2003 rief schlingensief „arbeits-, obdach- und hoffnungslose“ zum „pfahlsitzen“ gegen „fremdbestimmte ängste“ auf, u.a. an der frankfurter hauptwache. das ordnungsamt kam dabei erstaunlich gut zurecht mit der 24/7-aktion, an der u.a. ein „konsti-punk“ (punker am brunnen an der konstablerwache) teilnahm, der schließlich gewonnen hat.
es gab auch eine art „speaker’s corner„, ein offenes mikro. so kam es, daß ich mit meinem freund tommes jeweils knapp 10 minütige monologe gg. 23h vor applaudierendem publikum zum besten gaben. themen: die angst, die isolation, die trauer, die hartz-behörde und vor allem deutschland.

quasi zeitgleich fand die aktion „quiz 3000“ in mehreren städten, darunter ffm, statt. schlingensief als günther jauch.
ein freund von mir kam durch das casting, das illegal im vorraum einer frankfurter filiale der „deutschen bank“ stattfand. ich war auch dabei, aber schlingensief hielt mich für einen „taz-redakteur„, ich durfte nicht mitmachen.
in der live-aufführung kam mein freund kaum zu wort. schlingensief zerlegte die inneneinrichtung der bühne am frankfurter schauspielhaus und stellte porträt-fotos an den bühnenrand. robert steinhäuser, der amokläufer von erfurt, versus roland koch, hessischer cdu-ministerpräsident, versus fdp-mölli. zerstört wurden ritualisiert die fotos von koch und möllemann.

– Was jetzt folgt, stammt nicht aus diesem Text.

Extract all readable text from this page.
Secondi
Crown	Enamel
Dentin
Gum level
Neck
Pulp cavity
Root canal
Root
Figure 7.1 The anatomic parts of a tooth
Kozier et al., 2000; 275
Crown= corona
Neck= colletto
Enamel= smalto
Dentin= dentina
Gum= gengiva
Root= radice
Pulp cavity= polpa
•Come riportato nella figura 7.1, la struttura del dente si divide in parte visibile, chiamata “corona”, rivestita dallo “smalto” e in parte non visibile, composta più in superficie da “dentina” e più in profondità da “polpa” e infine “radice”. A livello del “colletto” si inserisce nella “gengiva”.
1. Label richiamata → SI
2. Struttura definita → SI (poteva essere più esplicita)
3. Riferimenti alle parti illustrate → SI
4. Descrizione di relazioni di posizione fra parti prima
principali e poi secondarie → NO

zur höchstform lief schlingensief dann während seiner „aktion 18“ auf, der reaktion auf möllemanns antisemitische kampagnen. unter dem motto „tötet politik!“ rief er u.a. in eine vollbesetzte stadthalle langen und führte als warm-up scientology-propaganda-videos auf.


jürgen möllemann positioniert sich in diesem orginal-flyer der fdp als vermeintlicher nahost-experte (in wirklichkeit ermittelte das landeskriminalamt gegen ihn, den präsident der „deutsch-arabischen gesellschaft“, wegen illegaler geschäfte mit arabischen terror-regimen duch seine firma „web-tec“) gegen den israelischen ministerpräsidenten und nimmt den streitbaren tv-talker friedman gleich noch mit als angeblich repräsentativen „juden„, den er somit mit israel gleichsetzt.

verschiedene weitere nennenswerte aktionen waren u.a. die gründung seiner partei „chance 2000 zur bundestagswahl 1998, die subversiver war, als es die „appd“ oder „die partei“ je gewesen sind. oder das massenschwimmen von „arbeitslosen“ im wolfgangsee in richtung helmut kohls ferienresidenz.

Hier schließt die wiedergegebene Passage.